Still, Goldman’s internal lab-space demand model forecasts that net absorption of lab space will not turn "sustainably positive" until 2027, implying an extended period of excess supply relative to demand across the life-science real estate market. That extended recovery timeline, combined with continuing uncertainty in the life science ecosystem, underpins the bank’s Neutral stance despite Alexandria’s market strengths.

On balance-sheet and earnings metrics, the bank pointed to some liquidity strengths: liquid assets exceed short-term obligations. However, InvestingPro data referenced in the note shows Alexandria was not profitable over the past twelve months, recording a diluted EPS of -$8.44.

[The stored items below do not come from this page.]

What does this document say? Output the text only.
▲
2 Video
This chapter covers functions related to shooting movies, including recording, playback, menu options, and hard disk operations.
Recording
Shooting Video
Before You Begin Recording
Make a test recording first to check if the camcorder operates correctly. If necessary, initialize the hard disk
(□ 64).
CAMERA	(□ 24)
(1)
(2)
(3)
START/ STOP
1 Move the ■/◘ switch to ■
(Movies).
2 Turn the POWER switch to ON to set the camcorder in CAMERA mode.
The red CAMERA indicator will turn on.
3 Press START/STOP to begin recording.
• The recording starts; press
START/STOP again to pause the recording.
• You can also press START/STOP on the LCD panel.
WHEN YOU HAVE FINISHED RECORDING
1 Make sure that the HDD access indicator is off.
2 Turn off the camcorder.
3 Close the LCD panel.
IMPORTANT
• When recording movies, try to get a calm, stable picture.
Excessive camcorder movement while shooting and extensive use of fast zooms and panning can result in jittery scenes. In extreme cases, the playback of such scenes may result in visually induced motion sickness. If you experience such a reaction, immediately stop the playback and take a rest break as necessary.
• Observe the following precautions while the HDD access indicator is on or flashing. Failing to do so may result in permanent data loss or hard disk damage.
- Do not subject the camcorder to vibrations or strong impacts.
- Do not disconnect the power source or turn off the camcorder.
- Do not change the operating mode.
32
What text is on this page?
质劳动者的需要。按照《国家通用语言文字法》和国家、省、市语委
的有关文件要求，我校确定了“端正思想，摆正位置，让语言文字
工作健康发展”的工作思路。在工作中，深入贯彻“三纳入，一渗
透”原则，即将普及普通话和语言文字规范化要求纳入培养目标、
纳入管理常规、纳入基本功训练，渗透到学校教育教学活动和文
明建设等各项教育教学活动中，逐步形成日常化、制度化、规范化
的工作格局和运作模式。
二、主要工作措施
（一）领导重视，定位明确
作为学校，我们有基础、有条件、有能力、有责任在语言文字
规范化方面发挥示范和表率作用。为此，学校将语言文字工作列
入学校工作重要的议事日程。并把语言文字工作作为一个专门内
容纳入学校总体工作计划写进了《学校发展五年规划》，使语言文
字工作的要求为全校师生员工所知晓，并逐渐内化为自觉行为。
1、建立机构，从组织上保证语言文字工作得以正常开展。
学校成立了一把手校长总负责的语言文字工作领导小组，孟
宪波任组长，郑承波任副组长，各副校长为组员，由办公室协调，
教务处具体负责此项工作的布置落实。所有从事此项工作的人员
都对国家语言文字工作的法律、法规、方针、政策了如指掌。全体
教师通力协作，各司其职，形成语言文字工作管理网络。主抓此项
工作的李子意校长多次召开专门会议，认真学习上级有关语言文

Separately, Alexandria reported fourth-quarter 2025 results that delivered mixed signals to the market. The REIT reported revenue of $754.41 million, topping the consensus expectation of $623.36 million. At the same time, the company posted an EPS of -6.35, missing the forecast of $0.28 by a substantial margin - a negative surprise the coverage describes as greater than 2,300%. The market’s reaction to that combination of revenue beat and large EPS shortfall was described as less than favorable.

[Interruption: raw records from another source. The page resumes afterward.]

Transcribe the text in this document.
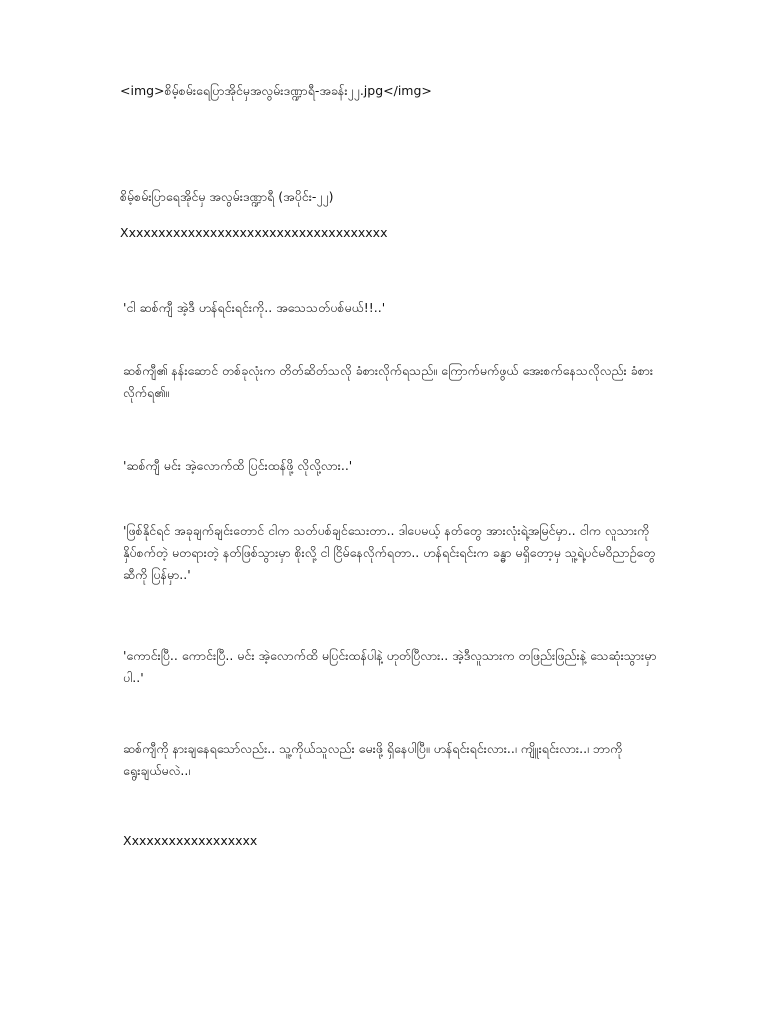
<img>စိမ့်စမ်းရေပြာအိုင်မှအလွမ်းဒဏ္ဍာရီ-အခန်း၂၂.jpg</img>
စိမ့်စမ်းပြာရေအိုင်မှ အလွမ်းဒဏ္ဍာရီ (အပိုင်း-၂၂)
Xxxxxxxxxxxxxxxxxxxxxxxxxxxxxxxxxxxx
'ငါ ဆစ်ကျီ အဲ့ဒီ ဟန်ရင်းရင်းကို.. အသေသတ်ပစ်မယ်!!..'
ဆစ်ကျီ၏ နန်းဆောင် တစ်ခုလုံးက တိတ်ဆိတ်သလို ခံစားလိုက်ရသည်။ ကြောက်မက်ဖွယ် အေးစက်နေသလိုလည်း ခံစားလိုက်ရ၏။
'ဆစ်ကျီ မင်း အဲ့လောက်ထိ ပြင်းထန်ဖို့ လိုလို့လား..'
'ဖြစ်နိုင်ရင် အခုချက်ချင်းတောင် ငါက သတ်ပစ်ချင်သေးတာ.. ဒါပေမယ့် နတ်တွေ အားလုံးရဲ့အမြင်မှာ.. ငါက လူသားကို နှိပ်စက်တဲ့ မတရားတဲ့ နတ်ဖြစ်သွားမှာ စိုးလို့ ငါ ငြိမ်နေလိုက်ရတာ.. ဟန်ရင်းရင်းက ခန္ဓာ မရှိတော့မှ သူ့ရဲ့ပင်မဝိညာဉ်တွေဆီကို ပြန်မှာ..'
'ကောင်းပြီ.. ကောင်းပြီ.. မင်း အဲ့လောက်ထိ မပြင်းထန်ပါနဲ့ ဟုတ်ပြီလား.. အဲ့ဒီလူသားက တဖြည်းဖြည်းနဲ့ သေဆုံးသွားမှာပါ..'
ဆစ်ကျီကို နားချနေရသော်လည်း.. သူ့ကိုယ်သူလည်း မေးဖို့ ရှိနေပါပြီ။ ဟန်ရင်းရင်းလား..၊ ကျိူးရင်းလား..၊ ဘာကို ရွေးချယ်မလဲ..၊
Xxxxxxxxxxxxxxxxxx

Additional company-level metrics cited in the note include Alexandria’s long record of dividend distribution, with the REIT having paid dividends for 29 consecutive years and currently yielding 5.32%. Over the past six months, the stock has declined by approximately 26.56%.

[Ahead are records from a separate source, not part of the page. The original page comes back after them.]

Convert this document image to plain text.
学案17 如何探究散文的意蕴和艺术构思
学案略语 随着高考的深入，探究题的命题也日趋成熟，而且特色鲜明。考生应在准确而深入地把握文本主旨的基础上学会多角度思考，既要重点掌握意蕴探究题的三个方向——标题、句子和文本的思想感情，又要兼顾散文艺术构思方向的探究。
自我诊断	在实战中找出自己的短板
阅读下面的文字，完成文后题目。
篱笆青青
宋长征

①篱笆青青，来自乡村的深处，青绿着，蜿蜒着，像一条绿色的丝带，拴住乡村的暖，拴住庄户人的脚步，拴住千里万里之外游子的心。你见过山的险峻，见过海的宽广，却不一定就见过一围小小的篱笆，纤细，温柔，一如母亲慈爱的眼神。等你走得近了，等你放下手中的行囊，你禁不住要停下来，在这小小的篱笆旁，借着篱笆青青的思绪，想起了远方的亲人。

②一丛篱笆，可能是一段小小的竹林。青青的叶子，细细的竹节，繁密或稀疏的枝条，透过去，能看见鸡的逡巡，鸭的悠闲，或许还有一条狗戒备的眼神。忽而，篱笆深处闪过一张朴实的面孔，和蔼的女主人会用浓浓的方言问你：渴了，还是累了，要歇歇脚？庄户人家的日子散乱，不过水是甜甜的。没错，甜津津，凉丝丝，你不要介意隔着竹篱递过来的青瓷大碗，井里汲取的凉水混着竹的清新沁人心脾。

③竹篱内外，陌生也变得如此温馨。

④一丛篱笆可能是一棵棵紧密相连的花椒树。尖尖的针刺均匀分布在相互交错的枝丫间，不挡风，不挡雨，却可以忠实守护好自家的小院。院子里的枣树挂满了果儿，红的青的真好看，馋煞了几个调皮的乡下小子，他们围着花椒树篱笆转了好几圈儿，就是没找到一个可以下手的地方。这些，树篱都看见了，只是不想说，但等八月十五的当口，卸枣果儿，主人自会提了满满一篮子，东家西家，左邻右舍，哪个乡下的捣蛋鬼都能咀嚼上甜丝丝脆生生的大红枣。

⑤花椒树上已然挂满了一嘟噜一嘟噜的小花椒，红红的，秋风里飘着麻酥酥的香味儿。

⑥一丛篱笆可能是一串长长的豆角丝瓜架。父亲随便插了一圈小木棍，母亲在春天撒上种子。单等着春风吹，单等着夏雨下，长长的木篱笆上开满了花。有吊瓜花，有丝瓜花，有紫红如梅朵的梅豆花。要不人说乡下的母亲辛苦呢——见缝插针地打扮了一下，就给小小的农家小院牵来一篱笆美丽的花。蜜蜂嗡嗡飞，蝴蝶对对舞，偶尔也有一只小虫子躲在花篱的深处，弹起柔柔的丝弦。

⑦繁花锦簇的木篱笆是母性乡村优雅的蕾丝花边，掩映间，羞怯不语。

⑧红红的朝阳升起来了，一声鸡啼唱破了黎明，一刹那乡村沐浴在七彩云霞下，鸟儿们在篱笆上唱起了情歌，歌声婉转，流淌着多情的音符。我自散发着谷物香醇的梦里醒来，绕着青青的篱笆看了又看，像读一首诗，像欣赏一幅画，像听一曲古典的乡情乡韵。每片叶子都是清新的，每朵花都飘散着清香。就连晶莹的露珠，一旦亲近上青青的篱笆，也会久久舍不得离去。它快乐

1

Goldman Sachs therefore balances the firm’s asset quality and strategic footprint in leading life-science clusters against an outlook for a drawn-out recovery in lab-space fundamentals and lingering sector uncertainty, concluding that a Neutral rating appropriately reflects that mix of strengths and risks.


Sector impact - The assessment and results have implications for life-science real estate, biotech tenants, and the REIT sector more broadly, as prolonged weak demand for specialized lab space could pressure valuations and leasing fundamentals across the market.

Risks

  • Prolonged supply-demand imbalance in the life-science real estate market - continued weak lab-space absorption could depress leasing activity and valuations, affecting the real estate and REIT sectors.
  • Profitability concerns - the company recorded a diluted EPS of -$8.44 over the last twelve months, highlighting near-term earnings volatility that could influence investor sentiment across REIT-focused portfolios.
  • Ongoing uncertainty in the life science ecosystem - policy, funding dynamics, and venture capital flows may continue to create volatility for biotech tenants and specialized real estate owners.